Determining Regions in USP15 That Regulate Its Stability and Turnover in Ovarian Cancer Cells

Due to the lack of early diagnostic markers and effective therapeutics, human ovarian cancer remains the most lethal gynecologic malignancy. This unfortunate clinical reality highlights the urgent need to identify novel therapeutic targets and more effective treatment strategies. Recent studies show that the deubiquitinase USP15 plays an important role in ovarian cancer progression and therapeutic response. Despite this, mechanisms that govern USP15 stability and turnover remain unknown. Our project aims to address this knowledge-gap by identifying regions in USP15 that regulate its stability in ovarian cancer cells. To this aim, we are cloning full-length USP15 and truncation mutants with either N- or C-terminal epitope tags into the mammalian expression vector, pcDNA3.1. Truncation mutants are generated by sequential deletion of USP15 domains, which will allow us to pin-point the regions in USP15 that are most crucial to regulating USP15 stability. Subsequently, cloned plasmids are transfected into human ovarian cancer cell lines and the half-life of the full length and truncation mutants is measured using the cycloheximide chase assay.

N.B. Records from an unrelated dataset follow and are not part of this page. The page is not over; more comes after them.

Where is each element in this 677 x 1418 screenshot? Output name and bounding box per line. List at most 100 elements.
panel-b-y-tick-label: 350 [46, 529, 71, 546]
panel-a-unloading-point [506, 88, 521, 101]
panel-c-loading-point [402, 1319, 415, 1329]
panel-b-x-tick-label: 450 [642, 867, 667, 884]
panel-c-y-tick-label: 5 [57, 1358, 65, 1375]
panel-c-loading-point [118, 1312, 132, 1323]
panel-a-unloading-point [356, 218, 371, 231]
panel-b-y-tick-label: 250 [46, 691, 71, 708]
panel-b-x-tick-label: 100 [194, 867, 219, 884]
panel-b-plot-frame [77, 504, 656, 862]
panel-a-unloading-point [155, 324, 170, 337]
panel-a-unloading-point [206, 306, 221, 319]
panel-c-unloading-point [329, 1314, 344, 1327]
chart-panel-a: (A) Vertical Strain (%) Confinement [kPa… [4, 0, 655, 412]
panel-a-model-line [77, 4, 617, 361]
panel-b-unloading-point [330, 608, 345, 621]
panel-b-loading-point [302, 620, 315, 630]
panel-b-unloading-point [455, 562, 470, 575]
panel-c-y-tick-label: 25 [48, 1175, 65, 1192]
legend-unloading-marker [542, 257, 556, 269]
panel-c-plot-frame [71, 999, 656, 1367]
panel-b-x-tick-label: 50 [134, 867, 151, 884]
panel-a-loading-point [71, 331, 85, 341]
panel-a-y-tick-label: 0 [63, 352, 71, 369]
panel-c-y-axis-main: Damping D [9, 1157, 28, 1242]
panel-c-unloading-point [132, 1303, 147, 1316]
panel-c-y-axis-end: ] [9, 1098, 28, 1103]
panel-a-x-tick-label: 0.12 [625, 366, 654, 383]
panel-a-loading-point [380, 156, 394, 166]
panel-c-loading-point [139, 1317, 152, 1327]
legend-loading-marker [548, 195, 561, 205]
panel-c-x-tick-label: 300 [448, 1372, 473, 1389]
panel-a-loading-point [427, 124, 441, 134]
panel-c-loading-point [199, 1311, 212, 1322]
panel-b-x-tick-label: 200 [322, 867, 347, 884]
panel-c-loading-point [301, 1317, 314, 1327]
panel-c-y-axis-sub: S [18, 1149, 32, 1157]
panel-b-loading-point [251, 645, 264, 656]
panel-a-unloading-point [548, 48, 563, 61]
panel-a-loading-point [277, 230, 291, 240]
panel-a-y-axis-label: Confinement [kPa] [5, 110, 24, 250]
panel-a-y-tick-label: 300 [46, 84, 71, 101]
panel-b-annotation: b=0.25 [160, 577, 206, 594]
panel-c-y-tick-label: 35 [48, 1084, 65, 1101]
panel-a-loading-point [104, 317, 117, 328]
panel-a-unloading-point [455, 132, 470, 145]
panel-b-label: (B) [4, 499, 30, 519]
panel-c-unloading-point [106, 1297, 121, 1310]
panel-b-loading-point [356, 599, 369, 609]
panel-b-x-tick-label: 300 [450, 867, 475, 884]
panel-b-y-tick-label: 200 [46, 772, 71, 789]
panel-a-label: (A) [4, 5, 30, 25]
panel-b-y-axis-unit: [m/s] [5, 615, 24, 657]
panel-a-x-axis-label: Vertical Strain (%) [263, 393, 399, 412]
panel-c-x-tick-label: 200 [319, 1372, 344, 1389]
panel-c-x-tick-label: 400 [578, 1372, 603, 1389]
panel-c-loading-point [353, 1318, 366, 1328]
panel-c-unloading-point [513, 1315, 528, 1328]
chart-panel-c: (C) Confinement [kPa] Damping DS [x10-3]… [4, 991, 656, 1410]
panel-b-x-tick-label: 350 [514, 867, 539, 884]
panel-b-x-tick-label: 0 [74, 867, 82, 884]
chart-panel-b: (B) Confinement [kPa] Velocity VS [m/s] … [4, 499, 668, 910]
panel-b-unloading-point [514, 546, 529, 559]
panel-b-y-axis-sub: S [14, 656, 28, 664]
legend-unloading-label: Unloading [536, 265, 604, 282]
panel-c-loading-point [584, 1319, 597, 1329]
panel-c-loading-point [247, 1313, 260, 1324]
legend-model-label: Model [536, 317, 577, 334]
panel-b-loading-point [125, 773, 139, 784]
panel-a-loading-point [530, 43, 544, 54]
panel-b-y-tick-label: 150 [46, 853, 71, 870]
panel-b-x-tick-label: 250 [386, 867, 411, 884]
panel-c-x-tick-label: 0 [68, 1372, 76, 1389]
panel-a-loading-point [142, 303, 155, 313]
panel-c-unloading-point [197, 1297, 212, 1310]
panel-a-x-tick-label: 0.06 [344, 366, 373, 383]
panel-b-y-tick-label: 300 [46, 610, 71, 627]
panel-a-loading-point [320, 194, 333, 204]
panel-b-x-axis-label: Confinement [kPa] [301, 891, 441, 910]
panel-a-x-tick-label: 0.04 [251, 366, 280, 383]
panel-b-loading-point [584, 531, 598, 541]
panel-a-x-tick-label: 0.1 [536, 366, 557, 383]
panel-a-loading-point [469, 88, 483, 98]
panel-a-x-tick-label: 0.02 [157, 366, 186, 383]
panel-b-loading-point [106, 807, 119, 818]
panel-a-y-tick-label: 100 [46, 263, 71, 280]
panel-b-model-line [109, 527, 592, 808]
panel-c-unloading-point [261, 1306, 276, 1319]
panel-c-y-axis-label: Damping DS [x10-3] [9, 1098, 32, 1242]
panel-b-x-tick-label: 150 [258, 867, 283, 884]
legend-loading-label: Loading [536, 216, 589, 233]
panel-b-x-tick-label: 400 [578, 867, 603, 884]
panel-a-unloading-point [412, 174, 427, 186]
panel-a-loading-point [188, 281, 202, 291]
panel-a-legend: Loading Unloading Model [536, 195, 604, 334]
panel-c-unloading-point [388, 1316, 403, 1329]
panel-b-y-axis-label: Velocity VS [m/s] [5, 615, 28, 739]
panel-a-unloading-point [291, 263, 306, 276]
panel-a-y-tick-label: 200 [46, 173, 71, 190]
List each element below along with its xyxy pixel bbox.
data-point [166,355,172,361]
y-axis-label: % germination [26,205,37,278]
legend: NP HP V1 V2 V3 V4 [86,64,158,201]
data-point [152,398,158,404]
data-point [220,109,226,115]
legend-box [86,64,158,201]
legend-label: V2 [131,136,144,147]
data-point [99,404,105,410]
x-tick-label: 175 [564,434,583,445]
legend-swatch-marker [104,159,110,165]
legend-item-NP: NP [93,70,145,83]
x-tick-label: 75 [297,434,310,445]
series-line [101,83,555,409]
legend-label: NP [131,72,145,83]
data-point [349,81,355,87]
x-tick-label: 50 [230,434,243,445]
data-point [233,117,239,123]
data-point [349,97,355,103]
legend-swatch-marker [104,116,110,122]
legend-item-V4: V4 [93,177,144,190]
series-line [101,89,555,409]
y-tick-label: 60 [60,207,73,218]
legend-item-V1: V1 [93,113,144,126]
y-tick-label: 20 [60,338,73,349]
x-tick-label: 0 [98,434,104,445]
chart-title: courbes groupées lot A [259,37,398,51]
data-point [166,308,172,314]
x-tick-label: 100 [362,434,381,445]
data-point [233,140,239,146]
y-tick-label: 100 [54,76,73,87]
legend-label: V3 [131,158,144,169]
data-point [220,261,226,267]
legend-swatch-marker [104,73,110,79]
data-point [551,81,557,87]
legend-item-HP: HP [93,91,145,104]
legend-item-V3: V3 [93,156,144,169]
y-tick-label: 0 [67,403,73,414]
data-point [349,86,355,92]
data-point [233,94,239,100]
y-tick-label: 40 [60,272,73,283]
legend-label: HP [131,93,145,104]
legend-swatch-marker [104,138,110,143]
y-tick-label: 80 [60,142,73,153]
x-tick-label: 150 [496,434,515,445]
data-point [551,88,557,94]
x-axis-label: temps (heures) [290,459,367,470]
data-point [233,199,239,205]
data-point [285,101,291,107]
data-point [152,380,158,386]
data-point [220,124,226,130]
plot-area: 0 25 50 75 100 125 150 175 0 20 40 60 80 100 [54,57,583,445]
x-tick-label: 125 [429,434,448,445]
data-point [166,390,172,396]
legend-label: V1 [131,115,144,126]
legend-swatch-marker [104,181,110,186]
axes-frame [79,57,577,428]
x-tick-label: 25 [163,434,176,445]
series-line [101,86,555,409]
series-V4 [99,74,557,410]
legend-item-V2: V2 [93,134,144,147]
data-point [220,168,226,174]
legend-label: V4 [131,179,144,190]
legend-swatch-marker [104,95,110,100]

Furthermore, a small-molecule drug called MCB-613 was previously identified to impact USP15 stability. We will also determine how MCB-613 impacts the stability of the full-length USP15 and the truncation mutants using western blot and mass spectrometry analyses. Currently, we have successfully cloned several of the USP15 mammalian expression constructs and are optimizing their transfection into ovarian cancer cell lines. The above structure-function studies will determine mechanisms and regions in USP15 that regulate USP15 stability, ultimately enabling the development of new therapeutic strategies that target USP15 in ovarian cancer.